Papadopoulos, Anastasios

BIOGRAPHY

Anastasios Papadopoulos (Thessaloniki , 1979) is an MS  Archaeologist by the Aristotle University of Thessaloniki. The title of his Master Dissertation is The Assembly of Archangels in Byzantine Monumental Painting, which was graded with 9.53/10. He worked for many years at excavations sites in Northern Greece and Thessaloniki. He is also a PhD Candidate in Byzantine Archaeology in the Auth. His under preparation thesis is entitled The Assembly of Archangels and the Subject of Theoforia in Byzantine Art, under the tuition of Professor Athanassios Semoglou.

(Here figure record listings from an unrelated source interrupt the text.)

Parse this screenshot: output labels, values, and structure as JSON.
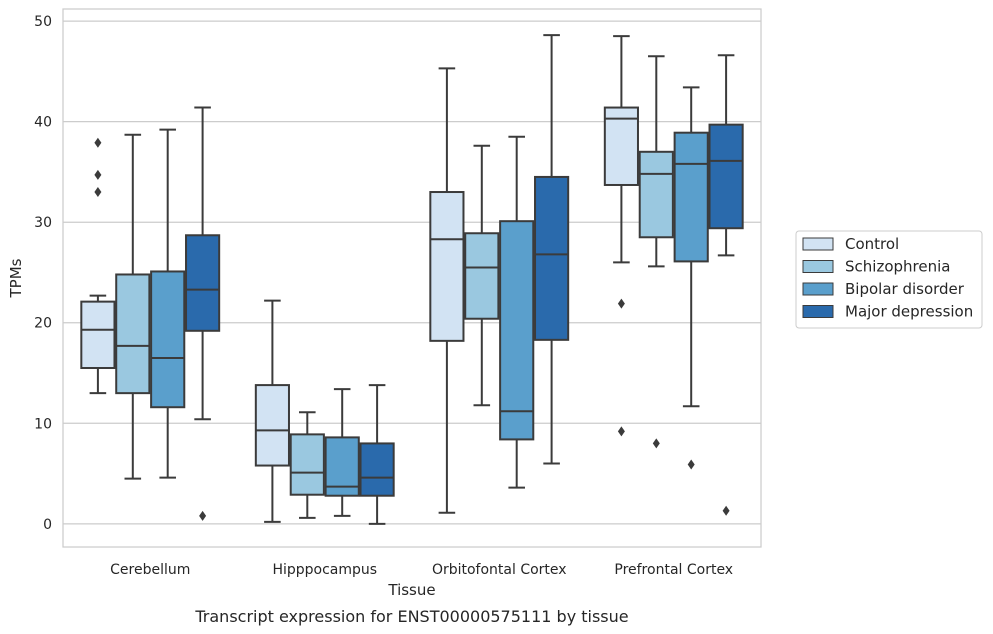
{
  "chart_data": {
    "type": "box",
    "caption": "Transcript expression for ENST00000575111 by tissue",
    "xlabel": "Tissue",
    "ylabel": "TPMs",
    "ylim": [
      -2.3,
      51.2
    ],
    "yticks": [
      0,
      10,
      20,
      30,
      40,
      50
    ],
    "grid": "y",
    "legend_position": "right",
    "categories": [
      "Cerebellum",
      "Hipppocampus",
      "Orbitofontal Cortex",
      "Prefrontal Cortex"
    ],
    "series": [
      {
        "name": "Control",
        "color": "#d2e3f3",
        "boxes": [
          {
            "whislo": 13.0,
            "q1": 15.5,
            "med": 19.3,
            "q3": 22.1,
            "whishi": 22.7,
            "fliers": [
              33.0,
              34.7,
              37.9
            ]
          },
          {
            "whislo": 0.2,
            "q1": 5.8,
            "med": 9.3,
            "q3": 13.8,
            "whishi": 22.2,
            "fliers": []
          },
          {
            "whislo": 1.1,
            "q1": 18.2,
            "med": 28.3,
            "q3": 33.0,
            "whishi": 45.3,
            "fliers": []
          },
          {
            "whislo": 26.0,
            "q1": 33.7,
            "med": 40.3,
            "q3": 41.4,
            "whishi": 48.5,
            "fliers": [
              21.9,
              9.2
            ]
          }
        ]
      },
      {
        "name": "Schizophrenia",
        "color": "#9ac8e0",
        "boxes": [
          {
            "whislo": 4.5,
            "q1": 13.0,
            "med": 17.7,
            "q3": 24.8,
            "whishi": 38.7,
            "fliers": []
          },
          {
            "whislo": 0.6,
            "q1": 2.9,
            "med": 5.1,
            "q3": 8.9,
            "whishi": 11.1,
            "fliers": []
          },
          {
            "whislo": 11.8,
            "q1": 20.4,
            "med": 25.5,
            "q3": 28.9,
            "whishi": 37.6,
            "fliers": []
          },
          {
            "whislo": 25.6,
            "q1": 28.5,
            "med": 34.8,
            "q3": 37.0,
            "whishi": 46.5,
            "fliers": [
              8.0
            ]
          }
        ]
      },
      {
        "name": "Bipolar disorder",
        "color": "#5a9fcc",
        "boxes": [
          {
            "whislo": 4.6,
            "q1": 11.6,
            "med": 16.5,
            "q3": 25.1,
            "whishi": 39.2,
            "fliers": []
          },
          {
            "whislo": 0.8,
            "q1": 2.8,
            "med": 3.7,
            "q3": 8.6,
            "whishi": 13.4,
            "fliers": []
          },
          {
            "whislo": 3.6,
            "q1": 8.4,
            "med": 11.2,
            "q3": 30.1,
            "whishi": 38.5,
            "fliers": []
          },
          {
            "whislo": 11.7,
            "q1": 26.1,
            "med": 35.8,
            "q3": 38.9,
            "whishi": 43.4,
            "fliers": [
              5.9
            ]
          }
        ]
      },
      {
        "name": "Major depression",
        "color": "#2a6aac",
        "boxes": [
          {
            "whislo": 10.4,
            "q1": 19.2,
            "med": 23.3,
            "q3": 28.7,
            "whishi": 41.4,
            "fliers": [
              0.8
            ]
          },
          {
            "whislo": 0.0,
            "q1": 2.8,
            "med": 4.6,
            "q3": 8.0,
            "whishi": 13.8,
            "fliers": []
          },
          {
            "whislo": 6.0,
            "q1": 18.3,
            "med": 26.8,
            "q3": 34.5,
            "whishi": 48.6,
            "fliers": []
          },
          {
            "whislo": 26.7,
            "q1": 29.4,
            "med": 36.1,
            "q3": 39.7,
            "whishi": 46.6,
            "fliers": [
              1.3
            ]
          }
        ]
      }
    ]
  }
}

He worked also as a trainer in the seminaries that were held by the Greek Ministry of Tourism for professional tour guides, which are graduates of History, Archaeology and Social Anthropology in collaboration with the department of Museology of the AUTh. He is also an undergraduate student in History and a professional tour guide.

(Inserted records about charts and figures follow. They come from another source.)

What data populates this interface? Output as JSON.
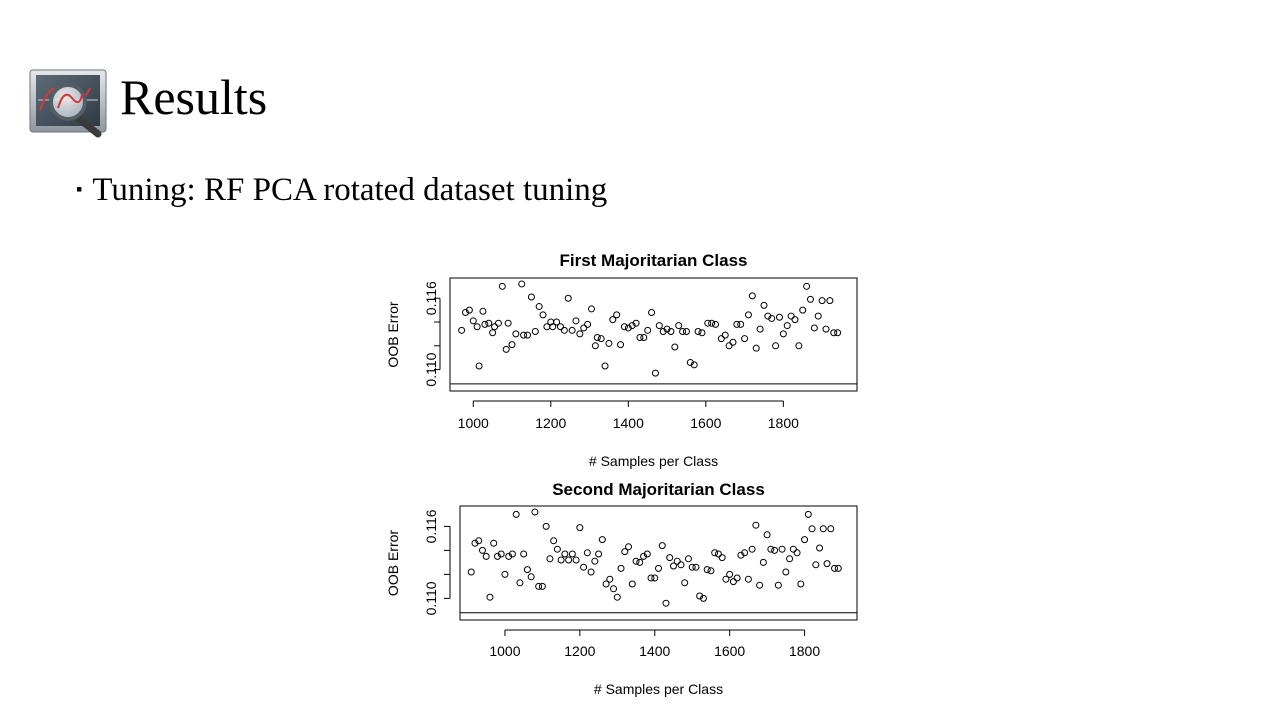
{
  "slide": {
    "title": "Results",
    "bullet_marker": "▪",
    "bullet_text": "Tuning: RF PCA rotated dataset tuning",
    "logo_icon": "magnifier-over-monitor-icon"
  },
  "chart_data": [
    {
      "type": "scatter",
      "title": "First Majoritarian Class",
      "xlabel": "# Samples per Class",
      "ylabel": "OOB Error",
      "xlim": [
        940,
        1990
      ],
      "ylim": [
        0.1082,
        0.1177
      ],
      "xticks": [
        1000,
        1200,
        1400,
        1600,
        1800
      ],
      "yticks": [
        0.11,
        0.112,
        0.114,
        0.116
      ],
      "ytick_labels": [
        "0.110",
        "",
        "",
        "0.116"
      ],
      "hline": 0.1088,
      "grid": false,
      "marker": "open-circle",
      "points": [
        [
          970,
          0.1133
        ],
        [
          980,
          0.1148
        ],
        [
          990,
          0.115
        ],
        [
          1000,
          0.1141
        ],
        [
          1010,
          0.1136
        ],
        [
          1015,
          0.1103
        ],
        [
          1025,
          0.1149
        ],
        [
          1030,
          0.1138
        ],
        [
          1040,
          0.1139
        ],
        [
          1050,
          0.1131
        ],
        [
          1055,
          0.1136
        ],
        [
          1065,
          0.1139
        ],
        [
          1075,
          0.117
        ],
        [
          1085,
          0.1117
        ],
        [
          1090,
          0.1139
        ],
        [
          1100,
          0.1121
        ],
        [
          1110,
          0.113
        ],
        [
          1125,
          0.1172
        ],
        [
          1130,
          0.1129
        ],
        [
          1140,
          0.1129
        ],
        [
          1150,
          0.1161
        ],
        [
          1160,
          0.1132
        ],
        [
          1170,
          0.1153
        ],
        [
          1180,
          0.1146
        ],
        [
          1190,
          0.1136
        ],
        [
          1200,
          0.114
        ],
        [
          1205,
          0.1136
        ],
        [
          1215,
          0.114
        ],
        [
          1225,
          0.1136
        ],
        [
          1235,
          0.1133
        ],
        [
          1245,
          0.116
        ],
        [
          1255,
          0.1133
        ],
        [
          1265,
          0.1141
        ],
        [
          1275,
          0.113
        ],
        [
          1285,
          0.1135
        ],
        [
          1295,
          0.1138
        ],
        [
          1305,
          0.1151
        ],
        [
          1315,
          0.112
        ],
        [
          1320,
          0.1127
        ],
        [
          1330,
          0.1126
        ],
        [
          1340,
          0.1103
        ],
        [
          1350,
          0.1122
        ],
        [
          1360,
          0.1142
        ],
        [
          1370,
          0.1146
        ],
        [
          1380,
          0.1121
        ],
        [
          1390,
          0.1136
        ],
        [
          1400,
          0.1135
        ],
        [
          1410,
          0.1137
        ],
        [
          1420,
          0.1139
        ],
        [
          1430,
          0.1127
        ],
        [
          1440,
          0.1127
        ],
        [
          1450,
          0.1133
        ],
        [
          1460,
          0.1148
        ],
        [
          1470,
          0.1097
        ],
        [
          1480,
          0.1137
        ],
        [
          1490,
          0.1132
        ],
        [
          1500,
          0.1134
        ],
        [
          1510,
          0.1132
        ],
        [
          1520,
          0.1119
        ],
        [
          1530,
          0.1137
        ],
        [
          1540,
          0.1132
        ],
        [
          1550,
          0.1132
        ],
        [
          1560,
          0.1106
        ],
        [
          1570,
          0.1104
        ],
        [
          1580,
          0.1132
        ],
        [
          1590,
          0.1131
        ],
        [
          1605,
          0.1139
        ],
        [
          1615,
          0.1139
        ],
        [
          1625,
          0.1138
        ],
        [
          1640,
          0.1126
        ],
        [
          1650,
          0.1129
        ],
        [
          1660,
          0.112
        ],
        [
          1670,
          0.1123
        ],
        [
          1680,
          0.1138
        ],
        [
          1690,
          0.1138
        ],
        [
          1700,
          0.1126
        ],
        [
          1710,
          0.1146
        ],
        [
          1720,
          0.1162
        ],
        [
          1730,
          0.1118
        ],
        [
          1740,
          0.1134
        ],
        [
          1750,
          0.1154
        ],
        [
          1760,
          0.1145
        ],
        [
          1770,
          0.1143
        ],
        [
          1780,
          0.112
        ],
        [
          1790,
          0.1144
        ],
        [
          1800,
          0.113
        ],
        [
          1810,
          0.1137
        ],
        [
          1820,
          0.1145
        ],
        [
          1830,
          0.1142
        ],
        [
          1840,
          0.112
        ],
        [
          1850,
          0.115
        ],
        [
          1860,
          0.117
        ],
        [
          1870,
          0.1159
        ],
        [
          1880,
          0.1135
        ],
        [
          1890,
          0.1145
        ],
        [
          1900,
          0.1158
        ],
        [
          1910,
          0.1134
        ],
        [
          1920,
          0.1158
        ],
        [
          1930,
          0.1131
        ],
        [
          1940,
          0.1131
        ]
      ]
    },
    {
      "type": "scatter",
      "title": "Second Majoritarian Class",
      "xlabel": "# Samples per Class",
      "ylabel": "OOB Error",
      "xlim": [
        880,
        1940
      ],
      "ylim": [
        0.1082,
        0.1177
      ],
      "xticks": [
        1000,
        1200,
        1400,
        1600,
        1800
      ],
      "yticks": [
        0.11,
        0.112,
        0.114,
        0.116
      ],
      "ytick_labels": [
        "0.110",
        "",
        "",
        "0.116"
      ],
      "hline": 0.1088,
      "grid": false,
      "marker": "open-circle",
      "points": [
        [
          910,
          0.1122
        ],
        [
          920,
          0.1146
        ],
        [
          930,
          0.1148
        ],
        [
          940,
          0.114
        ],
        [
          950,
          0.1135
        ],
        [
          960,
          0.1101
        ],
        [
          970,
          0.1146
        ],
        [
          980,
          0.1135
        ],
        [
          990,
          0.1137
        ],
        [
          1000,
          0.112
        ],
        [
          1010,
          0.1135
        ],
        [
          1020,
          0.1137
        ],
        [
          1030,
          0.117
        ],
        [
          1040,
          0.1113
        ],
        [
          1050,
          0.1137
        ],
        [
          1060,
          0.1124
        ],
        [
          1070,
          0.1118
        ],
        [
          1080,
          0.1172
        ],
        [
          1090,
          0.111
        ],
        [
          1100,
          0.111
        ],
        [
          1110,
          0.116
        ],
        [
          1120,
          0.1133
        ],
        [
          1130,
          0.1148
        ],
        [
          1140,
          0.1141
        ],
        [
          1150,
          0.1132
        ],
        [
          1160,
          0.1137
        ],
        [
          1170,
          0.1132
        ],
        [
          1180,
          0.1137
        ],
        [
          1190,
          0.1132
        ],
        [
          1200,
          0.1159
        ],
        [
          1210,
          0.1126
        ],
        [
          1220,
          0.1138
        ],
        [
          1230,
          0.1122
        ],
        [
          1240,
          0.1131
        ],
        [
          1250,
          0.1137
        ],
        [
          1260,
          0.1149
        ],
        [
          1270,
          0.1112
        ],
        [
          1280,
          0.1116
        ],
        [
          1290,
          0.1108
        ],
        [
          1300,
          0.1101
        ],
        [
          1310,
          0.1125
        ],
        [
          1320,
          0.1139
        ],
        [
          1330,
          0.1143
        ],
        [
          1340,
          0.1112
        ],
        [
          1350,
          0.1131
        ],
        [
          1360,
          0.113
        ],
        [
          1370,
          0.1135
        ],
        [
          1380,
          0.1137
        ],
        [
          1390,
          0.1117
        ],
        [
          1400,
          0.1117
        ],
        [
          1410,
          0.1125
        ],
        [
          1420,
          0.1144
        ],
        [
          1430,
          0.1096
        ],
        [
          1440,
          0.1134
        ],
        [
          1450,
          0.1127
        ],
        [
          1460,
          0.1131
        ],
        [
          1470,
          0.1128
        ],
        [
          1480,
          0.1113
        ],
        [
          1490,
          0.1133
        ],
        [
          1500,
          0.1126
        ],
        [
          1510,
          0.1126
        ],
        [
          1520,
          0.1102
        ],
        [
          1530,
          0.11
        ],
        [
          1540,
          0.1124
        ],
        [
          1550,
          0.1123
        ],
        [
          1560,
          0.1138
        ],
        [
          1570,
          0.1137
        ],
        [
          1580,
          0.1134
        ],
        [
          1590,
          0.1116
        ],
        [
          1600,
          0.112
        ],
        [
          1610,
          0.1114
        ],
        [
          1620,
          0.1117
        ],
        [
          1630,
          0.1136
        ],
        [
          1640,
          0.1138
        ],
        [
          1650,
          0.1116
        ],
        [
          1660,
          0.1141
        ],
        [
          1670,
          0.1161
        ],
        [
          1680,
          0.1111
        ],
        [
          1690,
          0.113
        ],
        [
          1700,
          0.1153
        ],
        [
          1710,
          0.1141
        ],
        [
          1720,
          0.114
        ],
        [
          1730,
          0.1111
        ],
        [
          1740,
          0.1141
        ],
        [
          1750,
          0.1122
        ],
        [
          1760,
          0.1133
        ],
        [
          1770,
          0.1141
        ],
        [
          1780,
          0.1138
        ],
        [
          1790,
          0.1112
        ],
        [
          1800,
          0.1149
        ],
        [
          1810,
          0.117
        ],
        [
          1820,
          0.1158
        ],
        [
          1830,
          0.1128
        ],
        [
          1840,
          0.1142
        ],
        [
          1850,
          0.1158
        ],
        [
          1860,
          0.1129
        ],
        [
          1870,
          0.1158
        ],
        [
          1880,
          0.1125
        ],
        [
          1890,
          0.1125
        ]
      ]
    }
  ]
}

His investigation focuses on the study of religious depictions that could also contain some secular symbolisms, the signatures of byzantine painters and the traces that the Catalan Company left in Greece, Constantinople and Asia Minor in cooperation with Professor Manuel Castiñeiras.

PUBLICATIONS

  • PAPADOPOULOS, A., “Signatures of Byzantine Painters in Macedonia: Deciphering the Astrapades Code”, paper presented at the Simposi Magistri Cataloniae. Artista anònim. Artista amb signatura. Identitat, estatus I rol de l’artista en l’art medieval, Barcelona, Universitat Autònoma de Barcelona – Museu Episcopal de Vic,Nov 7, 2014, (Under Publication).
  • SEMOGLOU, A . – PAPADOPOULOS, A.,  Complementary remarks on the reading of the iconographical programme of the church of Christ Savior at Veroia” Philotimia, Studies in Honour of Alkmene Stavridou-ZafrakaThessaloniki, 2011, 573-585.
  • PAPADOPOULOS, A., “The Assembly of Archangels in Byzantine Monumental Painting”, Unpublished MA Thesis, Aristotle University of Thessaloniki, 2009.
  • PAPADOPOULOS, A., “St. Theodosia – Gül Camii”, Lemma at The Encyclopaedia of the Hellenic World, Constantinople, edited by The Foundation of the Hellenic World, 2007.